- Occupation: Pirate
- Years active: Late 16th-early 17th centuries
- Known for: One of the first Japanese with whom the southern Vietnamese kingdom of the Nguyễn lords made contact
- Piratical career
- Base of operations: Vietnam

= Shirahama Kenki =

Japanese pirate

Shirahama Kenki (白濱顕貴, Viet: Bạch Tân Hiển Quý) was a Japanese pirate of the late 16th-early 17th centuries, one of the first Japanese with whom the southern Vietnamese principality of the Nguyễn lords made contact.

He first arrived on the Vietnamese coast in 1585, with five ships, and began to engage in pirate raids and coastal assaults.
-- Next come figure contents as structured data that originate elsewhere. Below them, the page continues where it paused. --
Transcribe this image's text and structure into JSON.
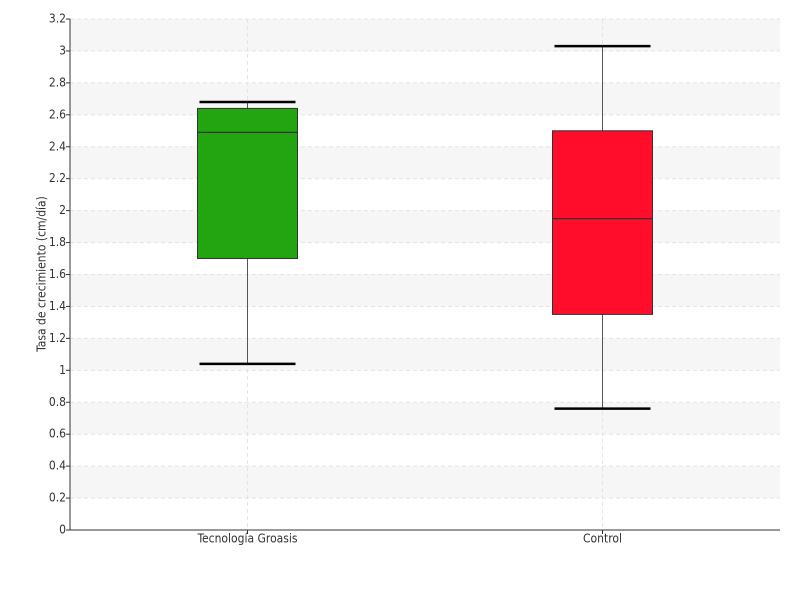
{
  "chart_data": {
    "type": "box",
    "y_label": "Tasa de crecimiento (cm/día)",
    "categories": [
      "Tecnología Groasis",
      "Control"
    ],
    "boxes": [
      {
        "color": "#22a511",
        "low": 1.04,
        "q1": 1.7,
        "median": 2.49,
        "q3": 2.64,
        "high": 2.68
      },
      {
        "color": "#ff0d2b",
        "low": 0.76,
        "q1": 1.35,
        "median": 1.95,
        "q3": 2.5,
        "high": 3.03
      }
    ],
    "ylim": [
      0,
      3.2
    ],
    "yticks": [
      0,
      0.2,
      0.4,
      0.6,
      0.8,
      1,
      1.2,
      1.4,
      1.6,
      1.8,
      2,
      2.2,
      2.4,
      2.6,
      2.8,
      3,
      3.2
    ],
    "grid": true
  }
}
He was eventually driven off by a fleet of at least ten ships led by the sixth son of Lord Nguyễn Hoàng; two of the pirate ships were destroyed, and Shirahama fled. It is said that he was mistaken for a Westerner by the Vietnamese he encountered at the time.
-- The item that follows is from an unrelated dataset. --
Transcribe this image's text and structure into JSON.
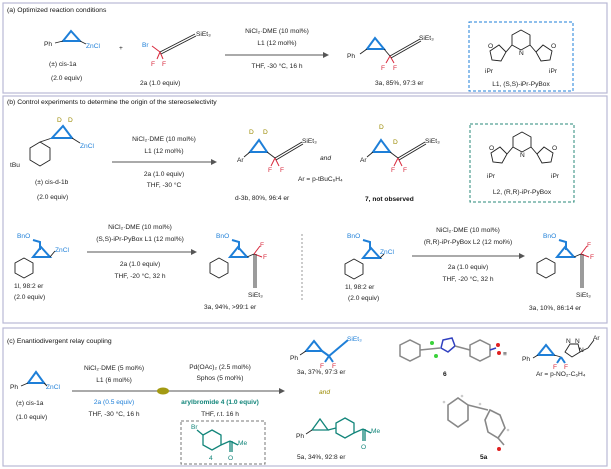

Fourteen years later, in 1599, Shirahama's craft was wrecked near the port of Thuận An. The local magistrate, correctly believing him to be some variety of pirate or brigand, attacked Shirahama and was killed. Shirahama was then imprisoned, and Nguyễn Hoàng sent a missive to Tokugawa Ieyasu, new shōgun of Japan, asking how to deal with Japanese sailors in the future. This was the first official contact between the two governments, and marked the beginning of a friendly relationship lasting several decades.